Hi,

I am trying to use DESeq2 to perform normalization of my RNA-Seq data. I am wondering if, after estimating the size factors, I can directly run the rlog or vst transformation, or if I also need to use the count function in between. Basically I wonder which is the correct one between option 1 or option 2 of the codes reported below (in bold I highlighted the difference between the two scripts).

Thank you very much for your help!!!

Option 1:

  # Import data
  dds <- DESeqDataSetFromMatrix(countData = counts, colData = colData, design = ~ 1)

  # Pre-filtering
  dds <- dds[ rowSums(counts(dds)) > 0, ]

  # Estimate factor for normalization
  dds <- estimateSizeFactors(dds)

  # Compute log2 counts
  rld <- rlog(dds, blind=FALSE)
  table.out <- assay(rld)

Option 2:

  # Import data
  dds <- DESeqDataSetFromMatrix(countData = counts, colData = colData, design = ~ 1)

  # Pre-filtering
  dds <- dds[ rowSums(counts(dds)) > 0, ]

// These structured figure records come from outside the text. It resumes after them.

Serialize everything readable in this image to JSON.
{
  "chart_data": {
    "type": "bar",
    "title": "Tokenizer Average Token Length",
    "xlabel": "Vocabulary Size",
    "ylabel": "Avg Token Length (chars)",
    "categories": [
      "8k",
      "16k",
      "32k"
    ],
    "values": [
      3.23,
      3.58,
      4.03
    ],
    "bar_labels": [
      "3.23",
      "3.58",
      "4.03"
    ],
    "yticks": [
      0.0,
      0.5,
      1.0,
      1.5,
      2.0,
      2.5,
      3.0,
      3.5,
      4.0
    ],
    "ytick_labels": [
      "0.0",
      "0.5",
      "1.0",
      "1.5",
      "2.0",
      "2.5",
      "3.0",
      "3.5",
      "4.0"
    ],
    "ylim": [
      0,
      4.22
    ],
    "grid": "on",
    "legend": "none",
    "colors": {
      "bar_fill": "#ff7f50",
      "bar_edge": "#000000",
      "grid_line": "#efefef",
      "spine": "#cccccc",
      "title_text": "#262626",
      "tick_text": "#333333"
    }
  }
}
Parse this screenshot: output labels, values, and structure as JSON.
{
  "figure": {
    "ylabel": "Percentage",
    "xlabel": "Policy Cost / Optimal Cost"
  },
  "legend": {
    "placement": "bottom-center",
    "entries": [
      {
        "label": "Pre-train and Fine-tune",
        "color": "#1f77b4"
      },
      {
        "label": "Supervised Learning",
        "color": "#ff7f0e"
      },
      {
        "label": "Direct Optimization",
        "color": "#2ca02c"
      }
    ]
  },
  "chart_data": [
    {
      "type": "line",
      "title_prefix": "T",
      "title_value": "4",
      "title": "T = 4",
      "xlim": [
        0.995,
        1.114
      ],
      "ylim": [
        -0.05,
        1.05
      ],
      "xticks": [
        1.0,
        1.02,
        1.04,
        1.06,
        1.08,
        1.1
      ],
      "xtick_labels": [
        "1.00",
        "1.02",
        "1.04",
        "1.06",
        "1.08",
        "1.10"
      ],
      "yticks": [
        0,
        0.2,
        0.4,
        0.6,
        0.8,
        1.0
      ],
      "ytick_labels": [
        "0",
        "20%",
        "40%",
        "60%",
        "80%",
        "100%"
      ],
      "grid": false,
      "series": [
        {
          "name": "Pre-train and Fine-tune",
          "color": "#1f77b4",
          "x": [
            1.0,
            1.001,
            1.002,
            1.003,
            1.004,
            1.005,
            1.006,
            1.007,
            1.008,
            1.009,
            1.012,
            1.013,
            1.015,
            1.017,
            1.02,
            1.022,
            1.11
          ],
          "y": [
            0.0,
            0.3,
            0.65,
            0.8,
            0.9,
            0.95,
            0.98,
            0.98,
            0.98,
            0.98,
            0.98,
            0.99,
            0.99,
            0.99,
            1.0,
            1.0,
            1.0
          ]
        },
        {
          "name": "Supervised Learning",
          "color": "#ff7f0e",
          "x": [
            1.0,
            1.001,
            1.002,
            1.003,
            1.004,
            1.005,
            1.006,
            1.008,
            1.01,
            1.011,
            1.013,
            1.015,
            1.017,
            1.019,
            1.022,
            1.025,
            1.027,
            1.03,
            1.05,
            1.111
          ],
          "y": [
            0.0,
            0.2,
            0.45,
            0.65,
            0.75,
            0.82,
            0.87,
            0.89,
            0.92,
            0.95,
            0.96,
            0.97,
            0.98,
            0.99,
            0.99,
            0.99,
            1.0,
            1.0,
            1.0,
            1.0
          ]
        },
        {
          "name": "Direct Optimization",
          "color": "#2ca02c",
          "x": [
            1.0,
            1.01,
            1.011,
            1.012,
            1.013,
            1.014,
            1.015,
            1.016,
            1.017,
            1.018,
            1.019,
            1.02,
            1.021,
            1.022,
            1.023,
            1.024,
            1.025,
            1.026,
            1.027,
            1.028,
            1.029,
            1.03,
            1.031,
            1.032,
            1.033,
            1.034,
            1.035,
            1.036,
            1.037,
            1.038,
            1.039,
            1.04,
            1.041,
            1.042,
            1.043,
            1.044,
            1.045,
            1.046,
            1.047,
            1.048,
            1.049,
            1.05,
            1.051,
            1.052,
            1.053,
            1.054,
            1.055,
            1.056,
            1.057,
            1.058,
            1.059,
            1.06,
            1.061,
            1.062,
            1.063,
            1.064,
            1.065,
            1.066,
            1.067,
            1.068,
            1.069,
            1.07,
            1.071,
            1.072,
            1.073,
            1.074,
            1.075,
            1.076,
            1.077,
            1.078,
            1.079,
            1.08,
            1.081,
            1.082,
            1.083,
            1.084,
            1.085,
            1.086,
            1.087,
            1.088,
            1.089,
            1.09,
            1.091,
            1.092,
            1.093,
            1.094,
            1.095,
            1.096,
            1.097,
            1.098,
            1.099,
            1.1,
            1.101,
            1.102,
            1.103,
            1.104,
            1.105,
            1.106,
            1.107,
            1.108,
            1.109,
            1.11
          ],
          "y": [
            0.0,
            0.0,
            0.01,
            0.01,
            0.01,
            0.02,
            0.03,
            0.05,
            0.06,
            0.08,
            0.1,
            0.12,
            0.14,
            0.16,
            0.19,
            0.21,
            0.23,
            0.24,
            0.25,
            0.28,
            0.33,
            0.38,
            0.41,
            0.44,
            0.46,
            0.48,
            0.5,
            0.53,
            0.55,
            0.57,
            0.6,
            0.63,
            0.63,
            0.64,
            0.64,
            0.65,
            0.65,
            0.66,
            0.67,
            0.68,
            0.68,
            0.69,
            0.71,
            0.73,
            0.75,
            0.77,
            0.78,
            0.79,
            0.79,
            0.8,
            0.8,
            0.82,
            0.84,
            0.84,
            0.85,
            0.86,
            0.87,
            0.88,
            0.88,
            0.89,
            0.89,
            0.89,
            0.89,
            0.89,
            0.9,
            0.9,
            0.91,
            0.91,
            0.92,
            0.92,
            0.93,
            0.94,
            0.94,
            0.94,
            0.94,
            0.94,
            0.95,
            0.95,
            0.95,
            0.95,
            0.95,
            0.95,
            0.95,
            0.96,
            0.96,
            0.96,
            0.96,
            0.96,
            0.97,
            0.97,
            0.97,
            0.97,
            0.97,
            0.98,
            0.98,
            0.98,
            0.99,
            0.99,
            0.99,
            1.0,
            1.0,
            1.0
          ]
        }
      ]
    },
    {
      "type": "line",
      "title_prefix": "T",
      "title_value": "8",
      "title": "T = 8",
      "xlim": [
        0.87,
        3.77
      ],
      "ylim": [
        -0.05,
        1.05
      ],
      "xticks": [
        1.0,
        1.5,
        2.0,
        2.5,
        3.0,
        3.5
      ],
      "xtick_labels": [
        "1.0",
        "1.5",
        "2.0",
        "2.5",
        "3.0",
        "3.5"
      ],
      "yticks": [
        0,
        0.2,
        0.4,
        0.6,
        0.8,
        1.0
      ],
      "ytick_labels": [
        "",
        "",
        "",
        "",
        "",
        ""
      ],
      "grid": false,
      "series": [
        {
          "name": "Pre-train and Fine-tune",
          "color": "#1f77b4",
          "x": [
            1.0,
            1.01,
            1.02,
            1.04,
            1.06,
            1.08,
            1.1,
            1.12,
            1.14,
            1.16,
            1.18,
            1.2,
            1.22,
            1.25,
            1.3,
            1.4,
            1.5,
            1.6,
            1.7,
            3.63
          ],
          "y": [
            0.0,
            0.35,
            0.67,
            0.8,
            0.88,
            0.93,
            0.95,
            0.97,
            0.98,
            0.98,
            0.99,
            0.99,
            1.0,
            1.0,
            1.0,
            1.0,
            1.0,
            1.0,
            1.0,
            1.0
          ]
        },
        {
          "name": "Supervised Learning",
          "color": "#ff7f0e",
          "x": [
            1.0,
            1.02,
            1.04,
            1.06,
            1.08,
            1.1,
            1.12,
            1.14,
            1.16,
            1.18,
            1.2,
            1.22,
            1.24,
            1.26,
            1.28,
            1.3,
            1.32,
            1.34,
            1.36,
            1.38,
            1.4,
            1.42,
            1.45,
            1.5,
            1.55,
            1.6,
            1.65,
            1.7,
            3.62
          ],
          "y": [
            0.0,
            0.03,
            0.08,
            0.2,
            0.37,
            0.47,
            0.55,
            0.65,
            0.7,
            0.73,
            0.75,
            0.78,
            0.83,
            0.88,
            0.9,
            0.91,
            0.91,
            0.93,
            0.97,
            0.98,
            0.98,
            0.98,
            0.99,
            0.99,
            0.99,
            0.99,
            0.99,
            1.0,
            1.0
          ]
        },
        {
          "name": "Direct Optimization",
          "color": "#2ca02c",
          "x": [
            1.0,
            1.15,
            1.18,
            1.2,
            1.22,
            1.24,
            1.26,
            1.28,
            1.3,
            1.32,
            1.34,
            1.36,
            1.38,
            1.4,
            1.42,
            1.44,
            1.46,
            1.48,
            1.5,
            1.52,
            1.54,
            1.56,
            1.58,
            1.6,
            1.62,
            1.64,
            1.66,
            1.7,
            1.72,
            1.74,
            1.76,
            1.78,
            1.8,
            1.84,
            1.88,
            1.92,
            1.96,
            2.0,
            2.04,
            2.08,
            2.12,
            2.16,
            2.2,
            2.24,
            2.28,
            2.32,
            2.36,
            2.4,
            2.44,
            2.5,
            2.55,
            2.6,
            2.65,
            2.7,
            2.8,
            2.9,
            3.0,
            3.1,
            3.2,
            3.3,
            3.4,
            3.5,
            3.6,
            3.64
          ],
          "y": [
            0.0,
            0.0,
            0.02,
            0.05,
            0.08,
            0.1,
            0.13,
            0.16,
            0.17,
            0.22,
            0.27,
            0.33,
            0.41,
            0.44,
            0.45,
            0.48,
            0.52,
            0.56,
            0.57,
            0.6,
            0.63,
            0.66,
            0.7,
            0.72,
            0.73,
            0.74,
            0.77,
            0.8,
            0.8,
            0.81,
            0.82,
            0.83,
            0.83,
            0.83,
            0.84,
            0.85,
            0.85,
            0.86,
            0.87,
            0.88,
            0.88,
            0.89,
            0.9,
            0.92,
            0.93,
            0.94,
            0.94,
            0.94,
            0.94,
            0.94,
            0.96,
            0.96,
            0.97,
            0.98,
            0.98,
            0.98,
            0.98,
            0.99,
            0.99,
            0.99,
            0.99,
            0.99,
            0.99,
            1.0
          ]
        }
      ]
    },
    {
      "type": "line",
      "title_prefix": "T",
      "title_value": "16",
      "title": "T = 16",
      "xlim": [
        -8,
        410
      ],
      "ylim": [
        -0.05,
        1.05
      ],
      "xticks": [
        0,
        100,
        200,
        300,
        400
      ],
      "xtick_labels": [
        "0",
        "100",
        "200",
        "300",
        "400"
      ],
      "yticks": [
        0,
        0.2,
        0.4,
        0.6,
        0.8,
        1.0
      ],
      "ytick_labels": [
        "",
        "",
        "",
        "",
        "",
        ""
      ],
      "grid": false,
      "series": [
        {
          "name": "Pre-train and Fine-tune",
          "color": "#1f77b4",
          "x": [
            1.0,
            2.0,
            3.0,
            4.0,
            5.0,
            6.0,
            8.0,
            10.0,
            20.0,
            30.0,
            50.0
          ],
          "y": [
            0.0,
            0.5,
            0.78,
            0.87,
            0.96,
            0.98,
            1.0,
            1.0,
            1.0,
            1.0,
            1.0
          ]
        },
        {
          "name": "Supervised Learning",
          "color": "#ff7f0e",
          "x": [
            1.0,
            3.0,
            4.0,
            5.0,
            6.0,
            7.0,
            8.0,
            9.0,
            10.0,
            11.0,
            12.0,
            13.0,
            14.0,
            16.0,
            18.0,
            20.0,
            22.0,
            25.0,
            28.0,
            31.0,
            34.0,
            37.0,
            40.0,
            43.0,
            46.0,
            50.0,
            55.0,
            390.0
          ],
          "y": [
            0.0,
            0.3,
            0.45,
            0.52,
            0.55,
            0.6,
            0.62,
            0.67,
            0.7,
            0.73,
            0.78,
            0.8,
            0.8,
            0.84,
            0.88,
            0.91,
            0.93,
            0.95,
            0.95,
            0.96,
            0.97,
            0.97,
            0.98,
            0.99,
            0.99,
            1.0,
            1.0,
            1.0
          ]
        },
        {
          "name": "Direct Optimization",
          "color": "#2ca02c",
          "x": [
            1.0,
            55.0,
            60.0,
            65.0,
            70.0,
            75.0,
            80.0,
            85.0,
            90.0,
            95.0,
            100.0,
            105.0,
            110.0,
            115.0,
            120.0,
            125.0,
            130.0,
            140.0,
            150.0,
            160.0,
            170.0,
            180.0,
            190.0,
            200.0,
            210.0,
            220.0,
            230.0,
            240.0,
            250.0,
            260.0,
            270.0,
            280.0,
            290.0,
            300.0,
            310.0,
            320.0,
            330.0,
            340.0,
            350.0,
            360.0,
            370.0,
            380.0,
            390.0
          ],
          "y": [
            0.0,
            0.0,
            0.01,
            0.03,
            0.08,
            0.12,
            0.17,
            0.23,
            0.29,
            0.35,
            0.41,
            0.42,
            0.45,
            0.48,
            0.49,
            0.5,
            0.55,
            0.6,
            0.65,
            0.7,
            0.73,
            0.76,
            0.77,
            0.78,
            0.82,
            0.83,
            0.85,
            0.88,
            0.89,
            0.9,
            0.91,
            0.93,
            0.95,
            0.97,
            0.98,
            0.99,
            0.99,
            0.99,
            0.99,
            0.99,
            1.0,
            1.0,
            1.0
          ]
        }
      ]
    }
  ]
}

  # Estimate factor for normalization
  dds <- estimateSizeFactors(dds)
  dds <- counts(dds, normalized=TRUE)

  # Compute log2 counts
  rld <- rlog(dds, blind=FALSE)
  table.out <- assay(rld)

The counts() function doesn't do any normalization, it just returns a matrix. So you don't want to do this: dds <- counts(dds, ...), because you've just replaced a DESeqDataSet (which has a lot of information in it) with a count matrix (which has less information). You've discarded all the information about genes and samples.

Thanks! And is it ok to run estimateSizeFactors(dss) before running rlog(dds, blind=FALSE)?